According to a news release [here], the U.S. Food and Drug Administration (FDA), in partnership with international regulatory and law enforcement agencies from 99 participating countries, took action against more than 9,600 websites that illegally sell potentially dangerous, unapproved prescription medicines to consumers. These actions include the issuance of regulatory warnings, and seizure of offending websites and more than $41-million worth of illegal medicines worldwide.
The action occurred as part of the 6th annual International Internet Week of Action (IIWA), a global cooperative effort to combat the online sale and distribution of potentially counterfeit and illegal medical products. As part of this year’s international effort — called “Operation Pangea VI” — the FDA’s Office of Criminal Investigations, in coordination with the United States Attorney's Office for the District of Colorado, seized and shut down 1,677 illegal pharmacy websites during June 18-25, 2013.
Many of those websites appeared to be operating as a part of an organized criminal network that falsely purported its websites to be “Canadian Pharmacies.” These websites displayed fake licenses and certifications to convince U.S. consumers to purchase drugs they advertised as “brand name” and “FDA approved.” The drugs confiscated as part of Operation Pangea were not from Canada, and were neither brand name nor FDA approved. These websites also used certain major U.S. pharmacy retailer names to trick consumers into believing an affiliation existed with these retailers.
The FDA’s Office of Criminal Investigations Cybercrime Investigations Unit banner is now displayed on seized websites to help consumers identify them as illegal. Here are some examples:
During Operation Pangea VI, the largest Internet-based action of its kind, the FDA targeted websites selling unapproved and potentially dangerous prescription medicines that could pose significant public health risks. Products purchased from the websites targeted during Operation Pangea also bypassed existing safety controls required by the FDA, and the protections provided when used under a doctor’s care.
The goal of Pangea VI, which involved law enforcement, customs, and regulatory authorities from 99 countries, was to identify the makers and distributors of illegal drug products and medical devices and remove those products from the supply chain. Some of the medicines that were sold illegally by the targeted websites included: Avandaryl (glimepiride and rosiglitazone), “Generic Celebrex,” “Levitra Super Force” and “Viagra Super Force,” Clozaril (clozapine), and many others sold as pain relievers, sleep aids, hormone replacement therapies, antidepressants, etc.
In addition to health risks, these illegitimate pharmacies pose non-health-related risks to consumers, including credit card fraud, identity theft, or computer viruses. The FDA encourages consumers to report suspected criminal activity at www.fda.gov/oci. The FDA provides consumers with information to identify an illegal pharmacy website and advice on how to find a safe online pharmacy through BeSafeRx: Know Your Online Pharmacy, plus there is important information for consumers in this regard at Pain-Topics.org [here].

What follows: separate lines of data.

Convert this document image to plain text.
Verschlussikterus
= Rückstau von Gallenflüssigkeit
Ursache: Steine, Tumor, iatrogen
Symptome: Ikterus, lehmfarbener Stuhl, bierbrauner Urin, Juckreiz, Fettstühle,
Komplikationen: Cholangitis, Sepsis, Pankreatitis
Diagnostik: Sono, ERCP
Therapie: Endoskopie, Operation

COMMENTARY: The above news release tells the story — and, we would add, “Bravo!” It is time that the worldwide plague of illegitimate online pharmacies is recognized as a form of international terrorism — a growing threat to public health and safety.
Of particular concern for the pain field, the spate of alleged analgesics — including bogus opioids in many cases — proffered by these unscrupulous website operators can be harmful to unwary consumers and it also floods communities with illicit drugs that may be misused and abused. Since the origins of these fugitive drugs are often unknown, they may be erroneously assumed to be diverted from legitimate prescribing and distribution channels; thus tarnishing the reputations of law-abiding prescribers, pharmacies, and wholesalers — as well as patients with pain.
Taking action against nearly 10,000 felonious websites worldwide, as happened this month, sounds impressive; yet, this is a proverbial “drop in the bucket,” since a single offending operation may have hundreds of interconnected sites. It is unfortunate that government funds and resources must be dedicated to chasing down and trouncing these online operations, but it is tax-payer money well spent. The FDA should be commended for these actions in helping to safeguard the public and, in particular, the pain community.